Uninvited.
Bollinger Bands are occasionally used in my trading system. In this case, let me briefly explain the use of Bollinger Bands.
Bollinger Bands are also called Bollinger Bands. We shrink the K-line to a very small size, and we can clearly see that the K-line generally runs within the Bollinger Bands.
Then using Bollinger Bands, you can clearly and intuitively see the running status of the market K-line. For example, Brin opened his mouth: A big market trend has just begun. Bollinger closed his mouth; the market entered a state of terminal shock. Bollinger Bands is sideways: the K-line is in a oscillating state.
This is a relatively intuitive content that can be seen. To be more detailed, Mr. Bollinger has three lines, which divide the market into four spaces. I generally think that from top to bottom, they are: super strong area, strong area, weak area, and extremely weak area (this is my Your own division may not be found in the book)
The line in the middle of Bollinger Bands is actually the cost moving average. We generally see that Bollinger Bands have two parameters (20, 2), and the default is In this way, the middle track is actually the 20-day cost moving average, and parameter 2 is used to adjust the channel width. Generally speaking, the smaller the previous parameter is, the more complex the trajectory of Bollinger Bands will be. It will open and close very frequently, and the effect of the support pressure provided by the three lines will not be particularly obvious. The parameters I personally use are (100,2), as shown in the picture. This kind of Bollinger Band looks wider and will not close or open easily, and the support pressure effect provided by each line of the channel will be more obvious.

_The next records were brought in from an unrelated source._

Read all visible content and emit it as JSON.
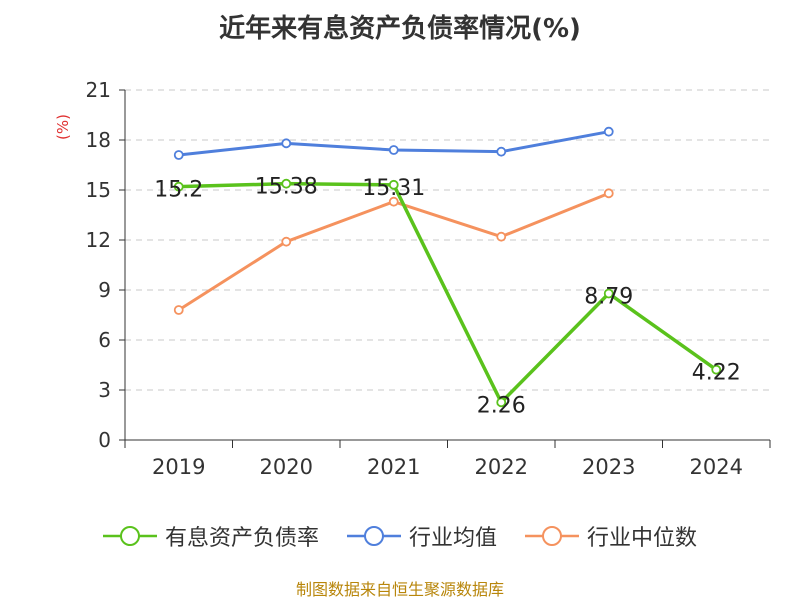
{
  "chart_data": {
    "type": "line",
    "title": "近年来有息资产负债率情况(%)",
    "ylabel": "(%)",
    "categories": [
      "2019",
      "2020",
      "2021",
      "2022",
      "2023",
      "2024"
    ],
    "ylim": [
      0,
      21
    ],
    "yticks": [
      0,
      3,
      6,
      9,
      12,
      15,
      18,
      21
    ],
    "grid": true,
    "legend_position": "bottom",
    "series": [
      {
        "name": "有息资产负债率",
        "color": "#5ac21c",
        "values": [
          15.2,
          15.38,
          15.31,
          2.26,
          8.79,
          4.22
        ],
        "labels": [
          "15.2",
          "15.38",
          "15.31",
          "2.26",
          "8.79",
          "4.22"
        ]
      },
      {
        "name": "行业均值",
        "color": "#4f7fdc",
        "values": [
          17.1,
          17.8,
          17.4,
          17.3,
          18.5,
          null
        ]
      },
      {
        "name": "行业中位数",
        "color": "#f5925e",
        "values": [
          7.8,
          11.9,
          14.3,
          12.2,
          14.8,
          null
        ]
      }
    ]
  },
  "source": "制图数据来自恒生聚源数据库"
}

In addition, what else should I look at when looking at Bollinger Bands? In fact, the three lines of Bollinger Bands often provide some pressure support levels that cannot be seen by other indicators. For example, when the market is in a long-term divergence operation, at this time, the moving average is generally below the K line, and it is difficult for you to predict the pressure on the market. Where is the point? If you adjust the market to a large cycle at this time, you can find obvious pressure positions from Bollinger's upper and middle tracks.
The usage method actually revolves around these three lines. For example, when the market breaks through the middle track of the Bollinger Bands from the weak range, if the K-line is confirmed multiple times on the middle track of the Bollinger Bands and still does not break, then the market is likely to reverse from a short trend to a long trend, and vice versa. In addition, when the channel fluctuates sideways, Bollinger Bands have a miraculous effect in making the market fluctuate.
Here is an example of the Japanese yen’s 4h, the K-line strongly broke through the Bollinger Middle Track, and the market turned from bullish to bearish. The entry position generally revolves around these three lines. I won’t go into too much detail, and I can’t finish it here. The poster can use the historical disk to find more patterns and summarize it himself, and he will gradually understand it.